A denial of responsibility

One of the core conventions of our constitution is that of individual Ministerial responsibility, summed up by the Cabinet Manual as follows

Ministers are accountable to the House for ensuring that the departments for which they are responsible carry out their functions properly and efficiently. On occasion, a Minister may be required to account for the actions of a department when errors are made, even when the Minister had no knowledge of, or involvement in, those actions.
But as Bryan Gould points out in the Herald today, Murray McCully's answers last week about the MFAT restructuring ignore this convention:
In an interview last Thursday on Morning Report, he solemnly proclaimed that - as minister - he was no more than "the purchaser of the ministry's services." This is free-market ideology gone mad.
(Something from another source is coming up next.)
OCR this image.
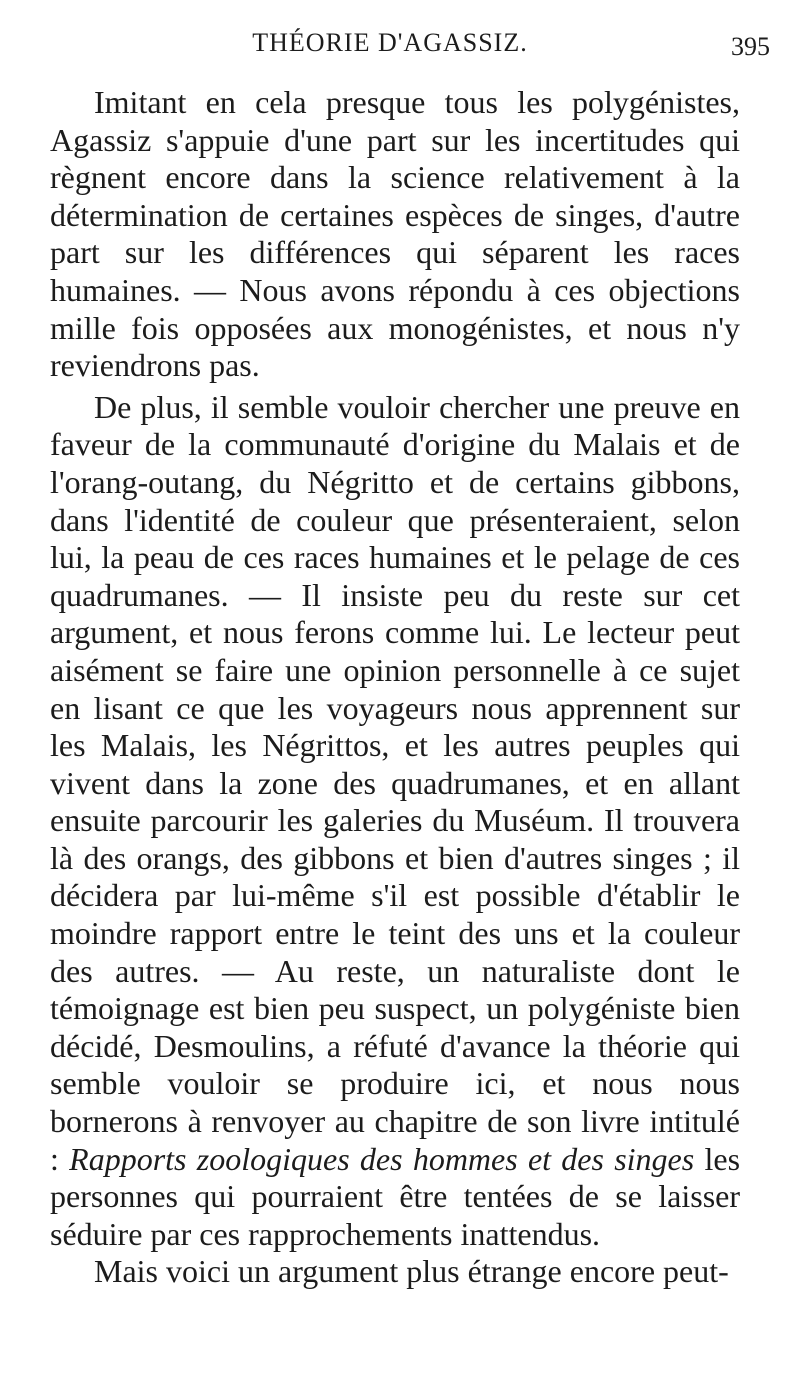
THÉORIE D'AGASSIZ.	395

Imitant en cela presque tous les polygénistes, Agassiz s'appuie d'une part sur les incertitudes qui règnent encore dans la science relativement à la détermination de certaines espèces de singes, d'autre part sur les différences qui séparent les races humaines. — Nous avons répondu à ces objections mille fois opposées aux monogénistes, et nous n'y reviendrons pas.

De plus, il semble vouloir chercher une preuve en faveur de la communauté d'origine du Malais et de l'orang-outang, du Négritto et de certains gibbons, dans l'identité de couleur que présenteraient, selon lui, la peau de ces races humaines et le pelage de ces quadrumanes. — Il insiste peu du reste sur cet argument, et nous ferons comme lui. Le lecteur peut aisément se faire une opinion personnelle à ce sujet en lisant ce que les voyageurs nous apprennent sur les Malais, les Négrittos, et les autres peuples qui vivent dans la zone des quadrumanes, et en allant ensuite parcourir les galeries du Muséum. Il trouvera là des orangs, des gibbons et bien d'autres singes ; il décidera par lui-même s'il est possible d'établir le moindre rapport entre le teint des uns et la couleur des autres. — Au reste, un naturaliste dont le témoignage est bien peu suspect, un polygéniste bien décidé, Desmoulins, a réfuté d'avance la théorie qui semble vouloir se produire ici, et nous nous bornerons à renvoyer au chapitre de son livre intitulé : Rapports zoologiques des hommes et des singes les personnes qui pourraient être tentées de se laisser séduire par ces rapprochements inattendus.

Mais voici un argument plus étrange encore peut-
It is an astonishing new take on what the role of a minister is and should be, and betrays a shocking ignorance of what parliamentary government is about.

On this view, ministers in this Government, it seems, no longer decide policy or frame strategy. The actions of the ministries and departments they are appointed to lead have nothing to do with them, and they are no longer accountable to Parliament or to anyone else.

This isn't even pointing the finger at public servants - its an outright denial of Ministerial responsibility. And it just isn't acceptable. Ministers are responsible to Parliament. If their public service chief executives are making policy decisions they do not like, it is their job to correct them, and they are responsible for that. It is that simple. Allowing this to be eroded doesn't just mean we have rogue Ministers, but also a rogue public service. And that is not something we should accept.